Following the political maturity of the warring countries, they realized that they had to get the key reason for all the international crises that led to these two destructive wars. All countries were unanimous in that the reason was the interfering in the internal affairs of other countries. Following the failure of the League of Nations' experience in containing crises then, all countries decided to formulate principles through which the security and stability of each country could be safeguarded.

Since that time, non-interference principle in the internal affairs of other States has been one of the most important fundamental principles of the Charter of the United Nations. In addition, the Charter of the Arab League adopted the same principle.

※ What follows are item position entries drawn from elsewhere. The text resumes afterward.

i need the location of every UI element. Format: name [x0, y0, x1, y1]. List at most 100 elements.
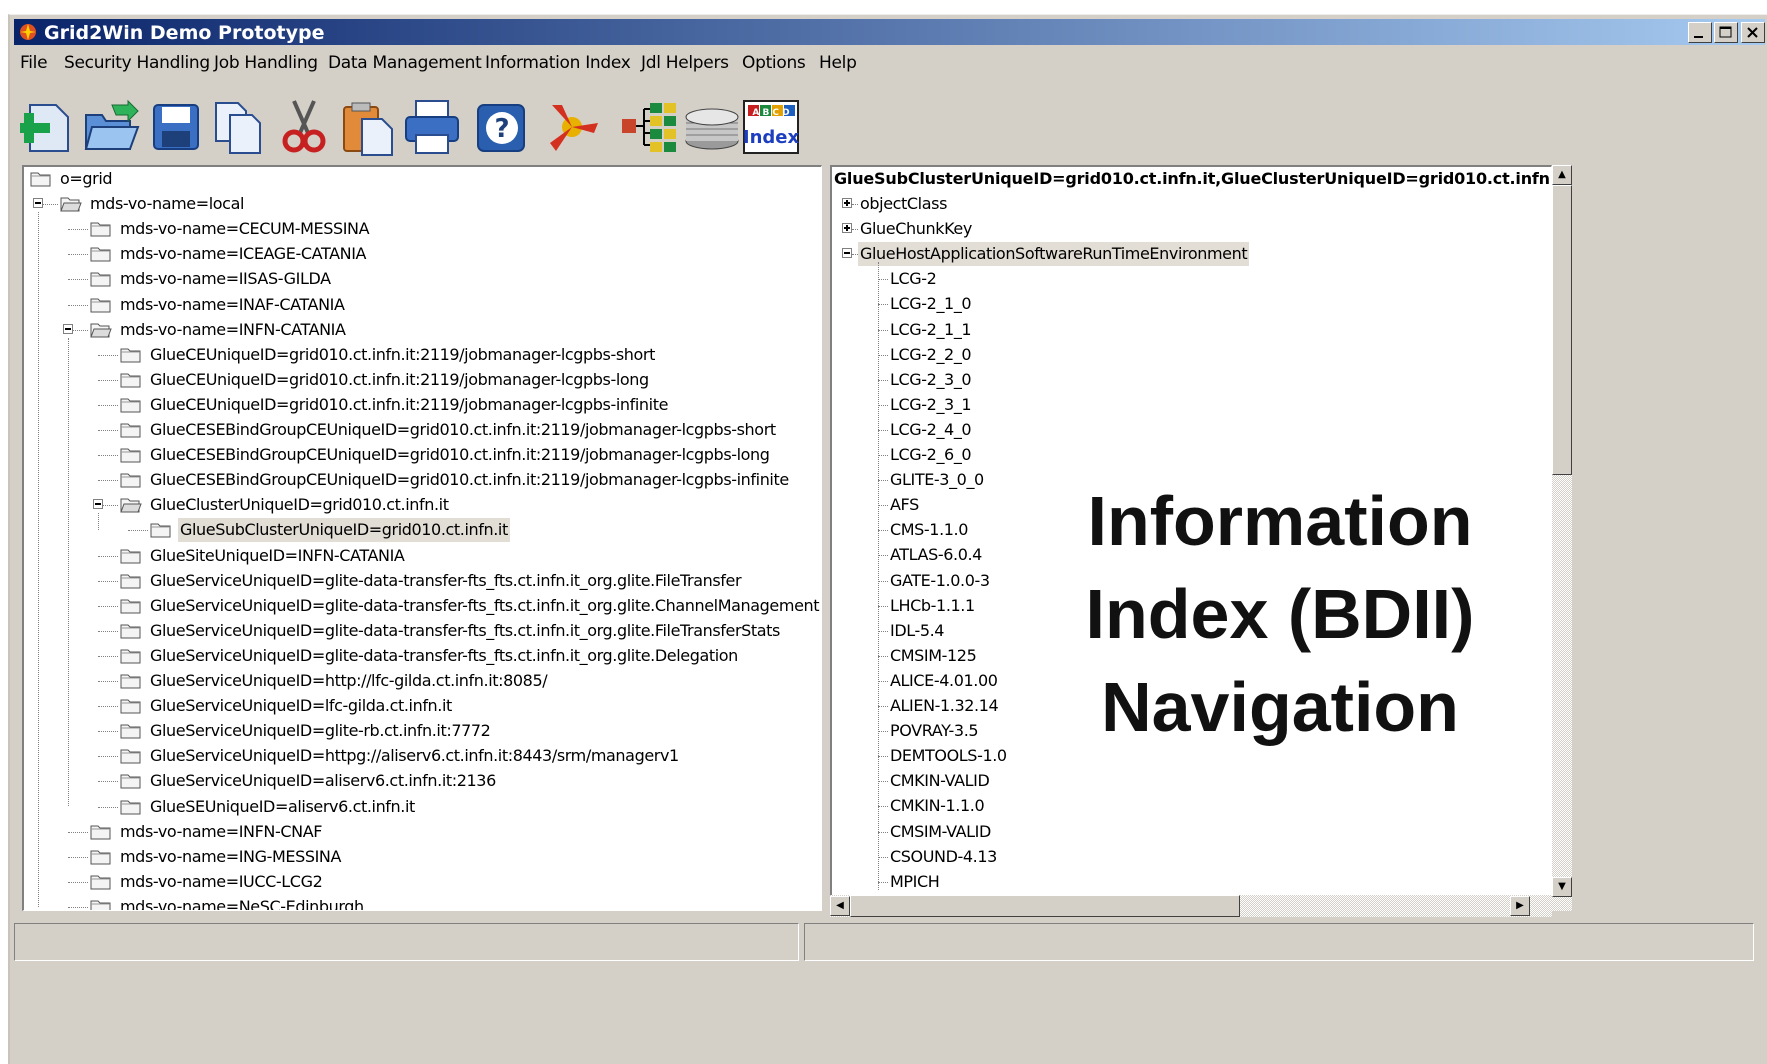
- menu-options[interactable]: Options: [742, 53, 806, 73]
- tree-node[interactable]: GlueServiceUniqueID=lfc-gilda.ct.infn.it: [24, 694, 821, 718]
- index-icon[interactable]: A B C D Index: [742, 97, 802, 157]
- tree-node[interactable]: mds-vo-name=IISAS-GILDA: [24, 267, 821, 291]
- attribute-value[interactable]: LCG-2_2_0: [832, 343, 1432, 367]
- tree-node[interactable]: GlueCESEBindGroupCEUniqueID=grid010.ct.i…: [24, 418, 821, 442]
- collapse-toggle-icon[interactable]: [93, 499, 103, 510]
- tree-node[interactable]: mds-vo-name=NeSC-Edinburgh: [24, 895, 821, 910]
- tree-node[interactable]: GlueServiceUniqueID=http://lfc-gilda.ct.…: [24, 669, 821, 693]
- tree-node[interactable]: GlueServiceUniqueID=httpg://aliserv6.ct.…: [24, 744, 821, 768]
- tree-node[interactable]: GlueSubClusterUniqueID=grid010.ct.infn.i…: [24, 518, 821, 543]
- copy-icon[interactable]: [210, 97, 270, 157]
- menu-job-handling[interactable]: Job Handling: [214, 53, 318, 73]
- menu-jdl-helpers[interactable]: Jdl Helpers: [641, 53, 729, 73]
- attribute-value-label: GATE-1.0.0-3: [890, 570, 990, 590]
- attribute-value-label: LCG-2_3_1: [890, 394, 972, 414]
- attribute-value-label: MPICH: [890, 871, 940, 891]
- tree-node[interactable]: GlueSEUniqueID=aliserv6.ct.infn.it: [24, 795, 821, 819]
- folder-icon: [120, 772, 142, 790]
- tree-connector: [878, 881, 888, 883]
- directory-tree[interactable]: o=grid mds-vo-name=local mds-vo-name=CECUM…: [22, 165, 822, 911]
- attribute-value-label: LCG-2: [890, 269, 937, 289]
- attribute-value-label: CSOUND-4.13: [890, 846, 997, 866]
- menu-data-management[interactable]: Data Management: [328, 53, 482, 73]
- job-icon[interactable]: [618, 97, 678, 157]
- expand-toggle-icon[interactable]: [842, 248, 852, 259]
- close-button[interactable]: [1741, 22, 1765, 43]
- attribute-value[interactable]: LCG-2_4_0: [832, 418, 1432, 442]
- attribute-value[interactable]: CMKIN-VALID: [832, 769, 1432, 793]
- help-icon[interactable]: ?: [474, 97, 534, 157]
- print-icon[interactable]: [402, 97, 462, 157]
- attribute-value[interactable]: LCG-2_1_0: [832, 292, 1432, 316]
- tree-node[interactable]: GlueCEUniqueID=grid010.ct.infn.it:2119/j…: [24, 393, 821, 417]
- vertical-scrollbar[interactable]: ▲ ▼: [1552, 165, 1572, 911]
- scroll-right-button[interactable]: ▶: [1510, 896, 1530, 916]
- expand-toggle-icon[interactable]: [842, 198, 852, 208]
- folder-icon: [120, 747, 142, 765]
- save-icon[interactable]: [146, 97, 206, 157]
- tree-node[interactable]: mds-vo-name=INFN-CNAF: [24, 820, 821, 844]
- storage-icon[interactable]: [682, 97, 742, 157]
- tree-node[interactable]: GlueServiceUniqueID=glite-data-transfer-…: [24, 569, 821, 593]
- horizontal-scroll-thumb[interactable]: [850, 895, 1240, 917]
- tree-node[interactable]: mds-vo-name=ING-MESSINA: [24, 845, 821, 869]
- collapse-toggle-icon[interactable]: [63, 323, 73, 334]
- attribute-value[interactable]: CMKIN-1.1.0: [832, 794, 1432, 818]
- tree-node[interactable]: GlueServiceUniqueID=aliserv6.ct.infn.it:…: [24, 769, 821, 793]
- menu-information-index[interactable]: Information Index: [485, 53, 631, 73]
- attribute-value[interactable]: LCG-2_3_0: [832, 368, 1432, 392]
- scroll-down-button[interactable]: ▼: [1552, 877, 1572, 897]
- paste-icon[interactable]: [338, 97, 398, 157]
- attribute-node[interactable]: objectClass: [832, 192, 1551, 216]
- expand-toggle-icon[interactable]: [842, 223, 852, 234]
- tree-node[interactable]: GlueServiceUniqueID=glite-data-transfer-…: [24, 619, 821, 643]
- attribute-value[interactable]: CMSIM-VALID: [832, 820, 1432, 844]
- new-icon[interactable]: [18, 97, 78, 157]
- folder-icon: [120, 396, 142, 414]
- security-icon[interactable]: [542, 97, 602, 157]
- folder-icon: [90, 823, 112, 841]
- tree-node-label: GlueServiceUniqueID=glite-data-transfer-…: [150, 570, 742, 590]
- title-bar[interactable]: Grid2Win Demo Prototype: [14, 19, 1765, 45]
- menu-help[interactable]: Help: [819, 53, 857, 73]
- tree-node[interactable]: o=grid: [24, 167, 821, 191]
- attribute-value[interactable]: LCG-2_6_0: [832, 443, 1432, 467]
- open-folder-icon[interactable]: [82, 97, 142, 157]
- tree-node[interactable]: GlueCESEBindGroupCEUniqueID=grid010.ct.i…: [24, 443, 821, 467]
- tree-node[interactable]: mds-vo-name=local: [24, 192, 821, 216]
- menu-file[interactable]: File: [20, 53, 48, 73]
- scroll-left-button[interactable]: ◀: [830, 896, 850, 916]
- tree-node[interactable]: mds-vo-name=INAF-CATANIA: [24, 293, 821, 317]
- tree-node[interactable]: GlueClusterUniqueID=grid010.ct.infn.it: [24, 493, 821, 517]
- tree-connector: [68, 906, 88, 908]
- scroll-up-button[interactable]: ▲: [1552, 165, 1572, 185]
- folder-icon: [90, 873, 112, 891]
- tree-node[interactable]: GlueServiceUniqueID=glite-rb.ct.infn.it:…: [24, 719, 821, 743]
- cut-icon[interactable]: [274, 97, 334, 157]
- attribute-value[interactable]: LCG-2_3_1: [832, 393, 1432, 417]
- attribute-value[interactable]: CSOUND-4.13: [832, 845, 1432, 869]
- tree-node[interactable]: GlueServiceUniqueID=glite-data-transfer-…: [24, 594, 821, 618]
- tree-node[interactable]: mds-vo-name=IUCC-LCG2: [24, 870, 821, 894]
- tree-node[interactable]: GlueCEUniqueID=grid010.ct.infn.it:2119/j…: [24, 368, 821, 392]
- vertical-scroll-thumb[interactable]: [1552, 185, 1572, 475]
- maximize-button[interactable]: [1714, 22, 1738, 43]
- attribute-node[interactable]: GlueHostApplicationSoftwareRunTimeEnviro…: [832, 242, 1551, 267]
- attribute-node[interactable]: GlueChunkKey: [832, 217, 1551, 241]
- tree-node[interactable]: mds-vo-name=INFN-CATANIA: [24, 318, 821, 342]
- tree-node[interactable]: GlueCESEBindGroupCEUniqueID=grid010.ct.i…: [24, 468, 821, 492]
- tree-node[interactable]: mds-vo-name=ICEAGE-CATANIA: [24, 242, 821, 266]
- tree-connector: [878, 404, 888, 406]
- menu-security-handling[interactable]: Security Handling: [64, 53, 210, 73]
- tree-node[interactable]: mds-vo-name=CECUM-MESSINA: [24, 217, 821, 241]
- collapse-toggle-icon[interactable]: [33, 198, 43, 209]
- tree-node-label: mds-vo-name=INAF-CATANIA: [120, 294, 345, 314]
- horizontal-scrollbar[interactable]: ◀ ▶: [830, 895, 1552, 917]
- attribute-value[interactable]: LCG-2: [832, 267, 1432, 291]
- tree-node[interactable]: GlueSiteUniqueID=INFN-CATANIA: [24, 544, 821, 568]
- attribute-value[interactable]: LCG-2_1_1: [832, 318, 1432, 342]
- tree-node[interactable]: GlueServiceUniqueID=glite-data-transfer-…: [24, 644, 821, 668]
- tree-node[interactable]: GlueCEUniqueID=grid010.ct.infn.it:2119/j…: [24, 343, 821, 367]
- attribute-value[interactable]: MPICH: [832, 870, 1432, 894]
- minimize-button[interactable]: [1688, 22, 1712, 43]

An international delinquency

All countries abided by the principle of non-intervention in the internal affairs of States until the 1960s, when the United Nations General Assembly adopted Declaration No. 2131 on December 21,  1965. This declaration provided for the non-interference in the internal affairs of States, the protection of their independence and sovereignty, criminalizing all forms of interference and prohibiting and refraining from financing all armed and terrorist activities targeting to change the rule in another State.

Furthermore, the General Assembly of the world Organization issued the Declaration of Principles of International Law on October 24, 1970. It provided for the inadmissibility of intervention in the domestic or external affairs of any state.

As a result, all kinds of intervention or threat against the political, economic or cultural components of states were considered a violation to international law.

When the Soviet Union fell and the new international order, led by the United States appeared in 1991, the international community began to address the principle of non-interference in the internal affairs of other States once again. Considering this principle by the international community was not in vain, but as a result of the increasing openness of world peoples through electronic communication networks that evolved significantly. This prompted some countries like Qatar and Iran to use means of social communication to overthrow international regimes.

Violation of Law

Although this principle is recognized and its existence within the fundamental ones of international law, many countries have violated this law for many reasons including the desire to restore their expansionist imperial past at the expense of the influence and sovereignty of the neighboring countries. An example of that is Iran, which wreaks havoc on two continents. From among countries, harmed and affected by the Iranian intervention are Iraq, Yemen, Bahrain, Syria, Lebanon, Egypt, Saudi Arabia, Libya, Morocco, the list goes on.

Many countries are interfering in other countries’ internal affairs to implement their own agenda like Qatar. This principle has recently been violated by Canadian ambassador to Saudi Arabia Dennis Horak who tweeted on his account on Tweeter over names of activists of the civil society in Saudi Arabia.

Canadian Foreign Minister Chrystia Freeland said her country would defend human rights at home and around the world and women’s rights are an integral part of human rights.

Canada’s risk

We ask the Canadian Foreign Minister: what is the Canadian position from crimes committed by Iran in more than one Arab and Islamic country? What is Canada’s position from the Syrian regime that killed its people and the terrorist organizations that are funded by Iran? Why did not Canada intervene to close the western jails full of human rights violations?

Canada's intervention in the internal affairs of a stable and sovereign State is surprising. Why does Canada intervene at this time?

The recent Canadian position demonstrated its political immaturity and why does it risk its relations and economic interests with Saudi Arabia?

Is there anything greater? Is there anything worth? I think yes.

The objective is not human rights as it claims, but there is something deeper and perhaps Canada will not dare to declare it. 

Hinting human rights is a cover for something greater and deeper. What is the secret?